For related incident patterns, see Pending Checks Guide, merge_group Trigger Guide, Flaky Required Checks Guide, and Emergency Bypass Governance Guide.

7. FAQ

How do I quickly tell runner saturation from queue starvation in merge queue incidents?

If checks start late across many PRs, runner saturation is likely. If checks keep restarting or never stabilize on one rollback PR despite available runners, queue starvation is more likely.

What SLO thresholds are useful during rollback incidents?

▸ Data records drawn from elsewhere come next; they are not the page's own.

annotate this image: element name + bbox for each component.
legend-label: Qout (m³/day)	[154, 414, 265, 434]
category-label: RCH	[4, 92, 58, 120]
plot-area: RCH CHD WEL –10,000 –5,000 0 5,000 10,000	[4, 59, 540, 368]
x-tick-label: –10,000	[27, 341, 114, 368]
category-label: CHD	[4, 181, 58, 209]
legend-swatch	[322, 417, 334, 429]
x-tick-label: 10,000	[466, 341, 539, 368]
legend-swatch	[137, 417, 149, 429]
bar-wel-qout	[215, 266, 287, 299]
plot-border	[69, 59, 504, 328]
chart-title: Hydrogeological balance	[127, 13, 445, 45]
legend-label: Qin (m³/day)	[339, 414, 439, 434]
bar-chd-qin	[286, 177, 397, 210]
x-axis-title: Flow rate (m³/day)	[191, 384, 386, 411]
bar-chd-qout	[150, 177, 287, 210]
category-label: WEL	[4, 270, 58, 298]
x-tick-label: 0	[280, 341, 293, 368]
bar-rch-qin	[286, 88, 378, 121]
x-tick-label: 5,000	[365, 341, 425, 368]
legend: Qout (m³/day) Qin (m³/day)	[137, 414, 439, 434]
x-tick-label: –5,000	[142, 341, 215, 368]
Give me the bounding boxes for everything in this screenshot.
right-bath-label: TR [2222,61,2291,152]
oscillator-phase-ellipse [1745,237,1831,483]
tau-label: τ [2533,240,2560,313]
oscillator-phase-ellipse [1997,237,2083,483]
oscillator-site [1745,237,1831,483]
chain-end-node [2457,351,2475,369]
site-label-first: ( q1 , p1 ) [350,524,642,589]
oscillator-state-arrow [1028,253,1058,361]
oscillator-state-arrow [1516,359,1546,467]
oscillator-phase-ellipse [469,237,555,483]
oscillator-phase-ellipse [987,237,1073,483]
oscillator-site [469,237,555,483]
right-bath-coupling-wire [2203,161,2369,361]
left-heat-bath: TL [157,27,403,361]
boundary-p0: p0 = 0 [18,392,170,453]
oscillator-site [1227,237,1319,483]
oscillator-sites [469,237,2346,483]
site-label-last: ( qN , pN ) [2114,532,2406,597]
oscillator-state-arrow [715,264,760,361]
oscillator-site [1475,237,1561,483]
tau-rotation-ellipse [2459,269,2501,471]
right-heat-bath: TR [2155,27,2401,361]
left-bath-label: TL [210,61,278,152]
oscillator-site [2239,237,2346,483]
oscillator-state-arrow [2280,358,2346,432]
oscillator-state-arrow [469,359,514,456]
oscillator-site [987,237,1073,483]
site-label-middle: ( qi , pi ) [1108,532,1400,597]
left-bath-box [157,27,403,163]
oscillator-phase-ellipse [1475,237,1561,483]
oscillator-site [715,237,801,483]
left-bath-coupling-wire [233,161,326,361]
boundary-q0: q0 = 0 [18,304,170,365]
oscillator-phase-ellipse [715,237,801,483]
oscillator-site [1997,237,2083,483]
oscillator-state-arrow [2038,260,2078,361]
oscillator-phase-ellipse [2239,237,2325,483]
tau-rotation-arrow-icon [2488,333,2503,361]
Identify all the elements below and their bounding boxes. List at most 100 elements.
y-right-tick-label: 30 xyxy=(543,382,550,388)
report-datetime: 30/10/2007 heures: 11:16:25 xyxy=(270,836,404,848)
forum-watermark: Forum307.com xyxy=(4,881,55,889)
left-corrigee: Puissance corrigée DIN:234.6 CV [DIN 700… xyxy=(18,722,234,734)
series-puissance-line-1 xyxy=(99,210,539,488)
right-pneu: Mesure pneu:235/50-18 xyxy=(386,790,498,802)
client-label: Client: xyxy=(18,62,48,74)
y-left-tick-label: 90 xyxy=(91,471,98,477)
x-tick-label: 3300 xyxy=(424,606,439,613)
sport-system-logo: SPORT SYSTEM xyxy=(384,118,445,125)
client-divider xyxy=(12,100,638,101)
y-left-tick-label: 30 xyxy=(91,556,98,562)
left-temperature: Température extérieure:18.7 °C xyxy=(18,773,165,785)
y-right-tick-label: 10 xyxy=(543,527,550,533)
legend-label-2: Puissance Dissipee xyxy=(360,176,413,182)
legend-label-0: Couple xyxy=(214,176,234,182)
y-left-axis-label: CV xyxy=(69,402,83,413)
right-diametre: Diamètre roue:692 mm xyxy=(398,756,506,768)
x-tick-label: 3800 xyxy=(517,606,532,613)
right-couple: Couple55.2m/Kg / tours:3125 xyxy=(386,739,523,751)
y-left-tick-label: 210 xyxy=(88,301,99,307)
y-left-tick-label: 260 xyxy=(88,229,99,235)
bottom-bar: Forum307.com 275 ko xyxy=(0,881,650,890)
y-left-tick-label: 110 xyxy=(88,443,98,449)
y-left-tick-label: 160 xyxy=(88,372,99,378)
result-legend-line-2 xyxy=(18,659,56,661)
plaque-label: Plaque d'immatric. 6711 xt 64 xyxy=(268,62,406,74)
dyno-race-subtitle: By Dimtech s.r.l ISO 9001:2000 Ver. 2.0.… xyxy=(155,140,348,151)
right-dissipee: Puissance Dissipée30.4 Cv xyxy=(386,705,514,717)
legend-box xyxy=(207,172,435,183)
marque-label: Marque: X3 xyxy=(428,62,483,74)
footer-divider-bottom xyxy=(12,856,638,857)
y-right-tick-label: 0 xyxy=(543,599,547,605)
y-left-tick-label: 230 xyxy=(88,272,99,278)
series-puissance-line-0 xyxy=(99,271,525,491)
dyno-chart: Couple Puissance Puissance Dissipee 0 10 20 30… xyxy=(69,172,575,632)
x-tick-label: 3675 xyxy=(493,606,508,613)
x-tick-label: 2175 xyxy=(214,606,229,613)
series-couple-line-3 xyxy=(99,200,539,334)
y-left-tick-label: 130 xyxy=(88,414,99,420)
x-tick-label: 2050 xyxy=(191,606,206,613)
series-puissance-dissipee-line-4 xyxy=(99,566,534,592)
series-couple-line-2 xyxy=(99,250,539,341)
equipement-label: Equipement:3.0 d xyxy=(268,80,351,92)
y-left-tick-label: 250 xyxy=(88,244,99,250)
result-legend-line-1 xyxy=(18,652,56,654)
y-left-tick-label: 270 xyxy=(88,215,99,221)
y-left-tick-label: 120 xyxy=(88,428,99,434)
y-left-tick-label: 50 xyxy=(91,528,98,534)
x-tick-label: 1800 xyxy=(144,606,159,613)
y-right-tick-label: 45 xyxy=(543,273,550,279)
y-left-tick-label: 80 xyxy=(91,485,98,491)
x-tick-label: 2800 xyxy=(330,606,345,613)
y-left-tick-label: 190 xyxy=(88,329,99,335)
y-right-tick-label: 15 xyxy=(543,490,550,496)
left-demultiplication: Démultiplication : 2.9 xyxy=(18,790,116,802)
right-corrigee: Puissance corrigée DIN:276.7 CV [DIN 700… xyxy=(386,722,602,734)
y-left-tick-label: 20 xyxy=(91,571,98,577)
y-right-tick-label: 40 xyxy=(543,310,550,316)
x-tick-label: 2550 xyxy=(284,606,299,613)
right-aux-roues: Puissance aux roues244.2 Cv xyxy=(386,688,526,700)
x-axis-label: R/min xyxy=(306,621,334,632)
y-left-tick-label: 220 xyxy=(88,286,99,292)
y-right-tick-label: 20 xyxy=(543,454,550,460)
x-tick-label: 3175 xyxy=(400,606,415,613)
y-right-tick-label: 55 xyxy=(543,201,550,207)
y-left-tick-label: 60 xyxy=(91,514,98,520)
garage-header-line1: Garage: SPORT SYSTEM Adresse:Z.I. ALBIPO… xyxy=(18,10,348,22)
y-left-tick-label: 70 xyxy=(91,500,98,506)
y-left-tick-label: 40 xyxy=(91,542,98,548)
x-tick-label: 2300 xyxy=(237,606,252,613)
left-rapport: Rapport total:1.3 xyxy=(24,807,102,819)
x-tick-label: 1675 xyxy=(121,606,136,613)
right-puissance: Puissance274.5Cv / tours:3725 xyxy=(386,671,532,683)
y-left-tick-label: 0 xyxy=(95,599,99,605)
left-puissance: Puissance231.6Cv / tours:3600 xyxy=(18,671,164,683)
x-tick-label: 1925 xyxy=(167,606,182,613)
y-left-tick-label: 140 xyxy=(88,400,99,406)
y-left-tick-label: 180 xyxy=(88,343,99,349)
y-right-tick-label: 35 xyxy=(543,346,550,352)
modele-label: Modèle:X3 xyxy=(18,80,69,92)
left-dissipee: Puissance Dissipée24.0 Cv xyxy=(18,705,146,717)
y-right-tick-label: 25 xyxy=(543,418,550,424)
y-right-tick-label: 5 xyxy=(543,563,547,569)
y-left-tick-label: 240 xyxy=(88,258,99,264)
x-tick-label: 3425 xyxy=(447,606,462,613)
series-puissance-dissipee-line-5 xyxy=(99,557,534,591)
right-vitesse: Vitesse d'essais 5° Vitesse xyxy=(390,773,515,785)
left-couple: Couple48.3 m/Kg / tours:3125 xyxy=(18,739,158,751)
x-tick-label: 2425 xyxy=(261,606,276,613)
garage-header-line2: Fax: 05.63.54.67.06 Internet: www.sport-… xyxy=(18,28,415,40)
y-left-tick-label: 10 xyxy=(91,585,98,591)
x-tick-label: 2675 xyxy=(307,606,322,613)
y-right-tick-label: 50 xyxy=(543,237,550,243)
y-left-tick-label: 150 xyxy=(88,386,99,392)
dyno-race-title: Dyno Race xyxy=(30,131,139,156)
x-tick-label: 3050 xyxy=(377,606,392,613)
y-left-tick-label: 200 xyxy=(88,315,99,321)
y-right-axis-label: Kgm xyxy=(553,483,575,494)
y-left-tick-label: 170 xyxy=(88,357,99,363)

A practical baseline is check-start latency under 3 minutes, queue-to-merge under 15 minutes for rollback PRs, and queue invalidation rate under 10 percent during incident windows.

What is the first safe action when rollback PR checks are pending forever?

Confirm required workflows run on merge_group, then inspect runner backlog and queue invalidations before retrying. This keeps branch protection intact while isolating root cause.

Can increasing runners alone fix queue starvation?

Not always. Runner scale helps capacity bottlenecks, but starvation caused by queue churn, policy gates, or unstable required checks needs queue hygiene and policy stabilization.

When should emergency bypass be considered?

Only after queue-safe remediation cannot meet incident recovery deadlines and designated approvers explicitly accept risk. Record decisions for audit and postmortem learning.